New novel coronavirus cases in Maryland and Virginia have been on a slight decline over the last month, but experts say the region should stay vigilant, in part because of another number: the positivity rate.
D.C.’s seven-day average positivity rate among residents is 3.3%. In Maryland, the rate is 3.63%. Virginia’s is 7.2%.
Rates under 5% are taken to mean enough testing is being done, but rates that hold steady or increase can indicate continued community transmission.
“D.C. is meeting the standard for having enough testing,” said Joshua Sharfstein, vice dean for public health practice and community engagement at the Johns Hopkins Bloomberg School of Public Health. “I think D.C. is still seeing community transmission, and it’s very important for all the precautions to be followed.”
Sharfstein preached caution for Maryland as well.
He said Virginia’s numbers “would give you a sense that perhaps Virginia could use some more testing … and also still has a fair amount of community transmission.”

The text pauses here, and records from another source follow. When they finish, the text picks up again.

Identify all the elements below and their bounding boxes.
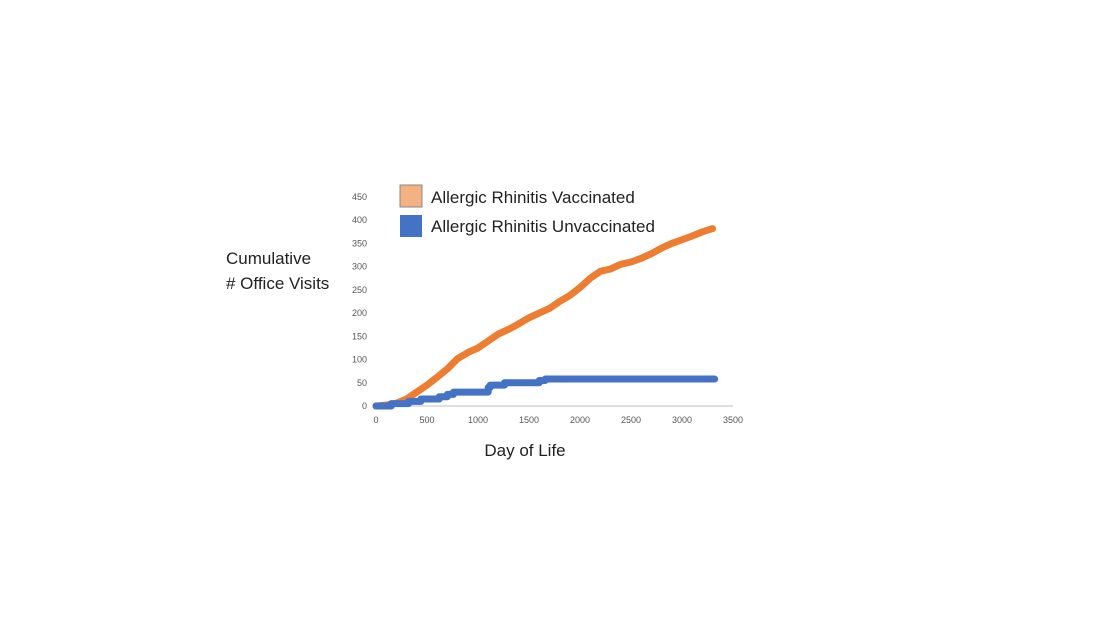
- x-tick-label: 500: [419, 415, 434, 425]
- y-tick-label: 150: [352, 331, 367, 341]
- x-tick-label: 3500: [723, 415, 743, 425]
- y-axis-label-line-2: # Office Visits: [226, 274, 329, 293]
- y-tick-label: 50: [357, 378, 367, 388]
- y-tick-label: 450: [352, 192, 367, 202]
- series-group: [372, 225, 719, 410]
- legend: Allergic Rhinitis Vaccinated Allergic Rh…: [399, 184, 655, 237]
- y-tick-label: 400: [352, 215, 367, 225]
- y-tick-label: 0: [362, 401, 367, 411]
- x-tick-label: 0: [373, 415, 378, 425]
- x-tick-label: 1000: [468, 415, 488, 425]
- ticks: 0 500 1000 1500 2000 2500 3000 3500 0 50 100 150 200…: [352, 192, 743, 425]
- x-tick-label: 2000: [570, 415, 590, 425]
- x-tick-label: 2500: [621, 415, 641, 425]
- series-line-unvaccinated: [372, 375, 719, 410]
- y-tick-label: 350: [352, 238, 367, 248]
- x-axis-label: Day of Life: [484, 441, 565, 460]
- legend-swatch-vaccinated: [399, 184, 423, 208]
- y-tick-label: 100: [352, 355, 367, 365]
- x-tick-label: 1500: [519, 415, 539, 425]
- legend-label-unvaccinated: Allergic Rhinitis Unvaccinated: [431, 217, 655, 236]
- series-line-vaccinated: [372, 225, 717, 410]
- y-tick-label: 300: [352, 262, 367, 272]
- legend-swatch-unvaccinated: [400, 215, 422, 237]
- x-tick-label: 3000: [672, 415, 692, 425]
- y-axis-label-line-1: Cumulative: [226, 249, 311, 268]
- y-tick-label: 200: [352, 308, 367, 318]
- legend-label-vaccinated: Allergic Rhinitis Vaccinated: [431, 188, 635, 207]
- y-tick-label: 250: [352, 285, 367, 295]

“It tells us pretty clearly that we’re really not out of the woods yet, and we do have to figure out, why are we still seeing high positivity rates, especially in Virginia?” said Amira Roess, professor of global health and epidemiology at George Mason University, pointing to notably high positivity rates in Prince William County and the Hampton Roads area.
“The positivity rate hasn’t decreased to that 1% that a lot of jurisdictions were hoping for,” she said.
Sharfstein added that the positivity rate should be monitored along with new cases and hospitalizations.
“Right now, we have continued transmission, we still have people in hospitals, we still have a percent positive that indicates that there’s community transmission — and so, across the DMV, a lot of vigilance is still called for,” Sharfstein said.